The complex legacy of ancient and recent avocado improvement has left a profusion of genotypes of uncertain affinities and with diffuse racial boundaries (Ashworth & Clegg, 2003), where other factors may have a role, including the possibility of remote hybridization events (Bufler & Ben-Ya’acov, 1992) or a more recent date for racial differentiation than previously thought (Ashworth & Clegg, 2003).
It must be considered that although the analyses of the eight concatenated sequences separate both subgenera of Persea, the variation of the eight sequences is low, 4.16 % of VS and 0.86 % of Pi sites (Table 3). This was reported for trnH-psbA (Chanderbali et al., 2001) and matK (Rohwer, 2000) in the family Lauraceae, but not for the other sequences. Therefore, it is necessary to find sequences showing a greater variation that allow a better resolution of the phylogenetic relationships within subgenus Persea. A suitable candidate may be the nuclear ITS region, which has 33 % parsimony-informative sites for many Lauraceae accessions (Rohwer et al., 2009), but in our experience it has the disadvantage of being difficult to amplify and sequence in some accessions of Persea, and to align because of too many indels. Liu, Chen, Song, Zhang, and Chen (2012) found that the ITS2 region produced a low success rate in direct PCR amplification and sequencing in Lauraceae species and it is also unsuitable to be the DNA barcode of the family.

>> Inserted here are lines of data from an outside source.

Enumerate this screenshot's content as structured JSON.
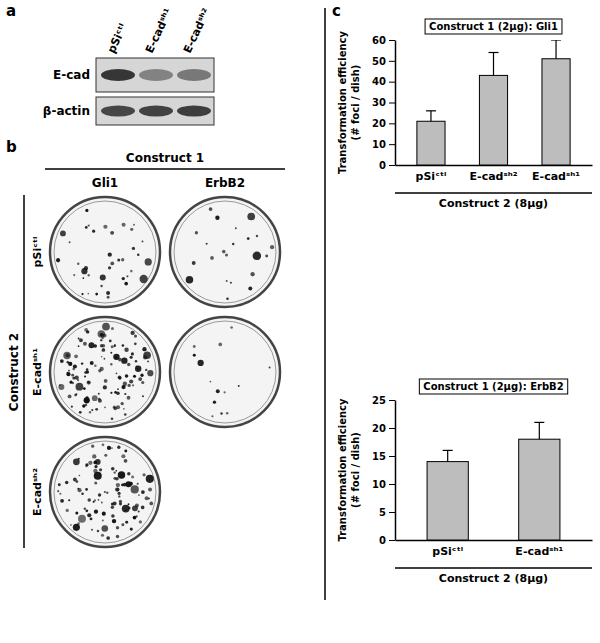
{
  "panels": [
    "a",
    "b",
    "c"
  ],
  "blot": {
    "lanes": [
      "pSiᶜᵗˡ",
      "E-cadˢʰ¹",
      "E-cadˢʰ²"
    ],
    "rows": [
      "E-cad",
      "β-actin"
    ]
  },
  "plates": {
    "title": "Construct 1",
    "columns": [
      "Gli1",
      "ErbB2"
    ],
    "row_title": "Construct 2",
    "rows": [
      "pSiᶜᵗˡ",
      "E-cadˢʰ¹",
      "E-cadˢʰ²"
    ]
  },
  "chart_data": [
    {
      "type": "bar",
      "title": "Construct 1 (2μg): Gli1",
      "y_label": [
        "Transformation efficiency",
        "(# foci / dish)"
      ],
      "x_label": "Construct 2 (8μg)",
      "categories": [
        "pSiᶜᵗˡ",
        "E-cadˢʰ²",
        "E-cadˢʰ¹"
      ],
      "values": [
        21,
        43,
        51
      ],
      "errors": [
        5,
        11,
        9
      ],
      "color": "#bdbdbd",
      "ylim": [
        0,
        60
      ],
      "yticks": [
        0,
        10,
        20,
        30,
        40,
        50,
        60
      ]
    },
    {
      "type": "bar",
      "title": "Construct 1 (2μg): ErbB2",
      "y_label": [
        "Transformation efficiency",
        "(# foci / dish)"
      ],
      "x_label": "Construct 2 (8μg)",
      "categories": [
        "pSiᶜᵗˡ",
        "E-cadˢʰ¹"
      ],
      "values": [
        14,
        18
      ],
      "errors": [
        2,
        3
      ],
      "color": "#bdbdbd",
      "ylim": [
        0,
        25
      ],
      "yticks": [
        0,
        5,
        10,
        15,
        20,
        25
      ]
    }
  ]
}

Based on the hypothesis of a monophyletic origin of the genus Persea, our results partially suggest that this genus is not a monophyletic group; therefore, one could think that the subgenera Persea and Eriodaphne should be recognized as independent genera, confirming the analysis of Rohwer et al. (2009), where Persea does not appear to be monophyletic, because the subgenus Persea seems to be more closely related to Phoebe and Alseodaphne than to the subgenus Eriodaphne.
Conclusions
The eight concatenated sequences separated both subgenera (Persea and Eriodaphne) into two different clades, where 14 fixed mutations were found in the studied species of the subgenus Eriodaphne, supporting the hypothesis of independent genera. In the subgenus Persea, the concatenated sequences used failed to separate Persea americana from all the species, especially from Persea schiedeana, the most distinct species in the subgenus. The chloroplast intergenic spacer trnH-psbA sequence held the highest variation and informative sites, while the mitochondrial and nuclear rDNA sequences studied were not informative.